Ⅳ
のんびりとした調子で二人並んで歩いていると、教室の中から騒ぐ声が聞こえてくる。顔を見合わせて中を覗き込めばどうやら本を争ってのバトルが発生したようだった。
おやおやなんて笑いながら湊がその二人の生徒を宥めに行くのを、羽音は目を細めて眺める。結局、取り合っていたのが図鑑だったこともあって、二人で仲良く鑑賞を始めていた。湊はそれを見て小さく笑って二人の生徒の頭をなでる。
嬉しそうな、楽しそうな生徒達のもとを後にして湊は再び羽音の隣を歩き始める。
白い廊下、大きな窓。そしてところどころに飾られた色とりどりの花々。開け放たれた教室の扉から覗く教室は、その学級の色を思い思いに滲ませている。

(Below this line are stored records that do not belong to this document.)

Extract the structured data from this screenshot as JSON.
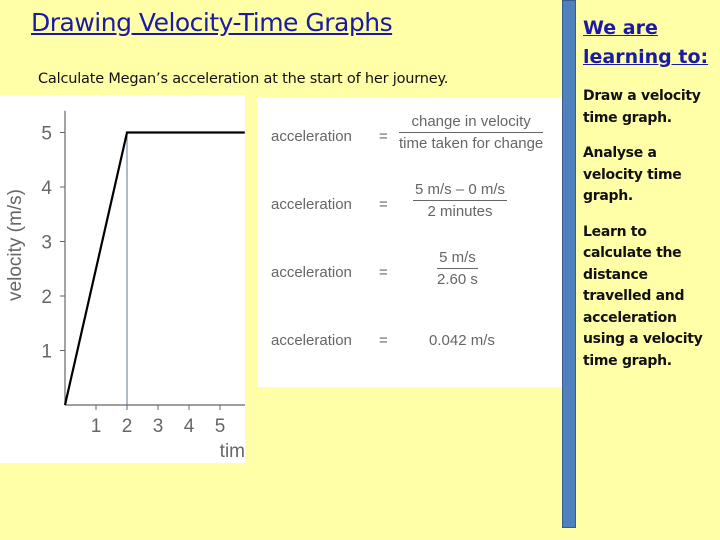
{
  "slide": {
    "title": "Drawing Velocity-Time Graphs",
    "question": "Calculate Megan’s acceleration at the start of her journey."
  },
  "chart_data": {
    "type": "line",
    "ylabel": "velocity (m/s)",
    "xlabel": "tim",
    "x_ticks": [
      "1",
      "2",
      "3",
      "4",
      "5"
    ],
    "y_ticks": [
      "1",
      "2",
      "3",
      "4",
      "5"
    ],
    "x": [
      0,
      2,
      5.8
    ],
    "y": [
      0,
      5,
      5
    ],
    "marker_line_x": 2,
    "xlim": [
      0,
      5.8
    ],
    "ylim": [
      0,
      5.5
    ]
  },
  "equations": [
    {
      "label": "acceleration",
      "equals": "=",
      "numerator": "change in velocity",
      "denominator": "time taken for change"
    },
    {
      "label": "acceleration",
      "equals": "=",
      "numerator": "5 m/s – 0 m/s",
      "denominator": "2 minutes"
    },
    {
      "label": "acceleration",
      "equals": "=",
      "numerator": "5 m/s",
      "denominator": "2.60 s"
    },
    {
      "label": "acceleration",
      "equals": "=",
      "value": "0.042 m/s"
    }
  ],
  "objectives": {
    "heading": "We are learning to:",
    "items": [
      "Draw a velocity time graph.",
      "Analyse a velocity time graph.",
      "Learn to calculate the distance travelled and acceleration using a velocity time graph."
    ]
  },
  "colors": {
    "background": "#ffffa8",
    "accent_bar": "#4f81bd",
    "heading": "#1a1aa6"
  }
}
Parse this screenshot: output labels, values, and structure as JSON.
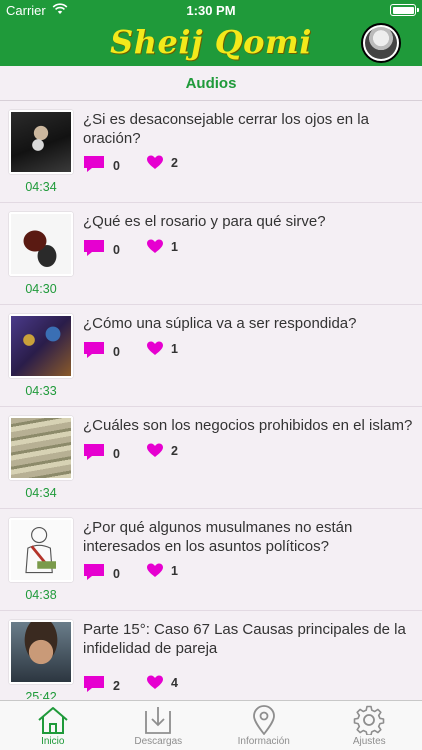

世間では超能力者の存在なんてまだまだ絶対数が少ない異質なものであることが多くて、まるでバケモノのように扱われることもあるけれど。こうして切り取ってみれば、ただの子供と大差は無かった。
確かに中には酷く荒んだ能力者もいるのだが、それは能力者だからという理由だけで社会からつまはじきにされ、手酷い扱いを受けてきた者が多い。
それらをまとめて保護して、ケアするというのがこの学園の掲げている基本的な方針だ。……まぁその結果が光と闇の対立なのだから笑い話にもならないが。
「ふう、今日は特にトラブルはなさそう、かな」
「そうみたいですね。皆のびのびニコニコでいい感じ、です」
小さく呟いた湊の言葉に羽音が小さく笑って賛同する。穏やかな時間。こんな時間が永遠に続けばいいのに、そう考えて湊は小さく、本当に小さくその口元を結んだ。
でも、そんな願いは届かない。後方からバタバタと近づいてくる足音。振り返ればそこにいたのは初等部生徒会の会長と副会長の二人組みだ。
会長、夏夜 憐は長い髪をもった少女だった。いかにも明朗快活そうなその顔と裏表のない性格で友人の多い少女である。
裾に黒いラインの入った白いベストの下には薄い青のワンピースを纏っていた。胸元には赤いリボンが結ばれていて、靴も同じような赤色をしている。左足にはぐるぐると赤いリボンが巻きつけてあった。首にはアクアマリンの埋め込まれた雪の結晶のネックレスをぶら下げている。
対して副会長、秋月 涼は肩位までの白金の髪の少し気の弱そうな少年であった。酷く自信なさげに下を見ていることが多いが、心優しい少年で、周りからの人気も高い少年である。
憐のものと同じデザインのベストに赤いネクタイを締め、真っ白なワイシャツに黒の短パンという姿だ。靴は憐のものと同じデザインのもの。その腕には羽をモチーフにした飾りのついたブレスレットをつけている。
足を止めるなり真っ直ぐ湊を見つめる憐と対照的に、フラフラと視線を彷徨わせる涼。その二人を真っ直ぐ見つめ返した湊はやがて深くため息をついた。
「だいたい用件は予想できるけれど……憐、用件は?」
「光の生徒が襲われてるの。ボクと涼じゃ手に負えないから助けて欲しいなって」
それを聞いて、湊はやれやれと首を傾げた後、小さく頷き憐を急かして走り出す。羽音と涼もその後に続いた。
周りの何も知らない生徒達は、急に走り出した生徒会集団に、何事かと驚いたようにしていたが、それを構っている暇などどこにも無かった。